DSO 01/2003 is replaced. This also concerned risk assessment but included no statement that detention might not be suitable; it very much looked like a procedure for its own sake rather than with any view to a change of outcome. It was also criticised in the Shaw Review for being poorly written and was described as “a process driven document which gives no insight into risk factors.”
Good riddance, basically.
Whether the new DSO can contribute to changing the Home Office culture of prolonged mass detention is questionable. There is at least some suggestion, if you know what you are looking for, that detention might not be suitable if risk factors are present:
The presence of risk factors do not in themselves preclude detention. They may, however, mean that individuals need to be managed in a particular way once detained and/or require careful placement in the detention estate to manage or mitigate the risks in question. It is important to ensure that possible risks that may make a person particularly vulnerable are identified accurately and notified appropriately. More generally, careful consideration must be given to whether the risk factors may engage the policy on suitability for detention as set out in section 55.10 of the Enforcement Instructions and Guidance. Where that policy is engaged, consideration must be given as to whether there are very exceptional circumstances present that justify detention in what would otherwise normally be an unsuitable case.

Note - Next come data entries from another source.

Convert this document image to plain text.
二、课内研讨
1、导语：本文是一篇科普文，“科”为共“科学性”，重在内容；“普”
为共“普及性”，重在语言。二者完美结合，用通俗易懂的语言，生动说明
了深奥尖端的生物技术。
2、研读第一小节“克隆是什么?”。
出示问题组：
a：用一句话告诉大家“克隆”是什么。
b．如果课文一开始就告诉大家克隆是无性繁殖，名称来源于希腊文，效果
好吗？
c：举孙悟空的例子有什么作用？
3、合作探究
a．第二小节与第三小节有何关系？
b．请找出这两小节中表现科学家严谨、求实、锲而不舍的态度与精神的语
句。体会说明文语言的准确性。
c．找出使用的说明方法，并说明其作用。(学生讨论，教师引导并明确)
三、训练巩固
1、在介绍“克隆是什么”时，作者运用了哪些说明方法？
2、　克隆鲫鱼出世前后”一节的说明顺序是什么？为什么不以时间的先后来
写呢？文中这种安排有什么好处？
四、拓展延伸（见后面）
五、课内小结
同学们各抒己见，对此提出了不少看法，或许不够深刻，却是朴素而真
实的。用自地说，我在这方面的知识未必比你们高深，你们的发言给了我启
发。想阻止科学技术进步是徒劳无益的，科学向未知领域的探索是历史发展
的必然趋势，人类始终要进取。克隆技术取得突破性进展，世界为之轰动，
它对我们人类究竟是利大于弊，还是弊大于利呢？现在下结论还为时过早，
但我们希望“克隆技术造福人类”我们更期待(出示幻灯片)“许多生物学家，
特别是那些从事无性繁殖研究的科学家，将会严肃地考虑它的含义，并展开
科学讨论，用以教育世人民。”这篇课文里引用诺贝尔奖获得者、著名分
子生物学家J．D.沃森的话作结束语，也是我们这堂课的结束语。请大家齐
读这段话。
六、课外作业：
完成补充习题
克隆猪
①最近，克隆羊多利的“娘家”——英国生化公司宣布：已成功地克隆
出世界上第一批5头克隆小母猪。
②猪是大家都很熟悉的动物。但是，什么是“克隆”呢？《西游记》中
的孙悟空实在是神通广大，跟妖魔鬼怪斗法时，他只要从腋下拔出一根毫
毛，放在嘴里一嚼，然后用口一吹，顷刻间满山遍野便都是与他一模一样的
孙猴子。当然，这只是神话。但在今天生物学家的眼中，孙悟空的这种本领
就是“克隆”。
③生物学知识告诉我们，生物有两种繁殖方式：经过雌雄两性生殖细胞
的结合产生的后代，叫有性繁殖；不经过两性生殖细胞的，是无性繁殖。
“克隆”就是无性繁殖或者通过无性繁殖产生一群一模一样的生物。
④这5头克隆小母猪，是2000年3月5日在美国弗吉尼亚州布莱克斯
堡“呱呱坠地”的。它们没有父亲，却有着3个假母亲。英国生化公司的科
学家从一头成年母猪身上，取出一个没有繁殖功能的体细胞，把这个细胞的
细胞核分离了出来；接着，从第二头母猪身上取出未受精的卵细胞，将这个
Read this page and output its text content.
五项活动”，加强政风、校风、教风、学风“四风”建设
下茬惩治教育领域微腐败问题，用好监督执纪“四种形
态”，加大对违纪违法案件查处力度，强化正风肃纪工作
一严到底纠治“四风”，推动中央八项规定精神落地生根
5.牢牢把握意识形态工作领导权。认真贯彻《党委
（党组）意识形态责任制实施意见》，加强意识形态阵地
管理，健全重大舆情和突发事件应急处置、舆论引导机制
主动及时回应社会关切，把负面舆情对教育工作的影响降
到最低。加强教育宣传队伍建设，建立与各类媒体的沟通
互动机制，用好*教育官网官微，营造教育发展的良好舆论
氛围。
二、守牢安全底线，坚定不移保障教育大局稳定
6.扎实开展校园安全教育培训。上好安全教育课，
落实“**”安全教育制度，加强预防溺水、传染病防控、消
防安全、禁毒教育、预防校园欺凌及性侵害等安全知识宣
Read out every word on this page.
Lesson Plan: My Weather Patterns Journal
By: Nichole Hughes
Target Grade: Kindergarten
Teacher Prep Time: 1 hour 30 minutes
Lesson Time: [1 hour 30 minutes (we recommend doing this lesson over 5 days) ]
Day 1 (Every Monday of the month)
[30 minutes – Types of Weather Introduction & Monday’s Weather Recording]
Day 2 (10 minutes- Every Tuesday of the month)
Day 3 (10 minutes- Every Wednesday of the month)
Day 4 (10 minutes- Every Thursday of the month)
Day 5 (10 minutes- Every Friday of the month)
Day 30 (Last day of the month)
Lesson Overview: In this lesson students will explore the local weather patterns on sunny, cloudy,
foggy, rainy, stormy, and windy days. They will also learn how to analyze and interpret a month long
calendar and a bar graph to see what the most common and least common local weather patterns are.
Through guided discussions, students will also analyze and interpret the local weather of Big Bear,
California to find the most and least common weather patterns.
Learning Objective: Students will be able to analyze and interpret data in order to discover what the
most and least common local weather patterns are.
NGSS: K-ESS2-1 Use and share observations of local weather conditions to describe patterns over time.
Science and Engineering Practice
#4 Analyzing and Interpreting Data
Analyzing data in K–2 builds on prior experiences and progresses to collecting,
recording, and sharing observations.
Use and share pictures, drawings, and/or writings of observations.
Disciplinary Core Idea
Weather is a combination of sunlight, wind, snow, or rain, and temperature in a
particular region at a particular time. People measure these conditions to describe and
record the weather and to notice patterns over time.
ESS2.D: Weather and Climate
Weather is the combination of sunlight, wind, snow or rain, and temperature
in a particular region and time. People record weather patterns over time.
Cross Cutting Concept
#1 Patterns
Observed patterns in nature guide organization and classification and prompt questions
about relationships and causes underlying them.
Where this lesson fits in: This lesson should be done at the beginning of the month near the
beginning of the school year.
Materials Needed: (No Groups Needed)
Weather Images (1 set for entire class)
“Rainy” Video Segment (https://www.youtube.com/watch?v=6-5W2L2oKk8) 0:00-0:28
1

Unfortunately this paragraph leads with the the suggestion that risk factors do not prevent detention before going on in a very qualified way to imply that risk factors might make a person unsuitable – but only by cross referencing other Home Office policy documents. It does not seem like a promising start. It reads more like a suggestion to officials that they should detain anyway but with a qualifier that a judge or coroner can be taken to when a detainee is inevitably harmed.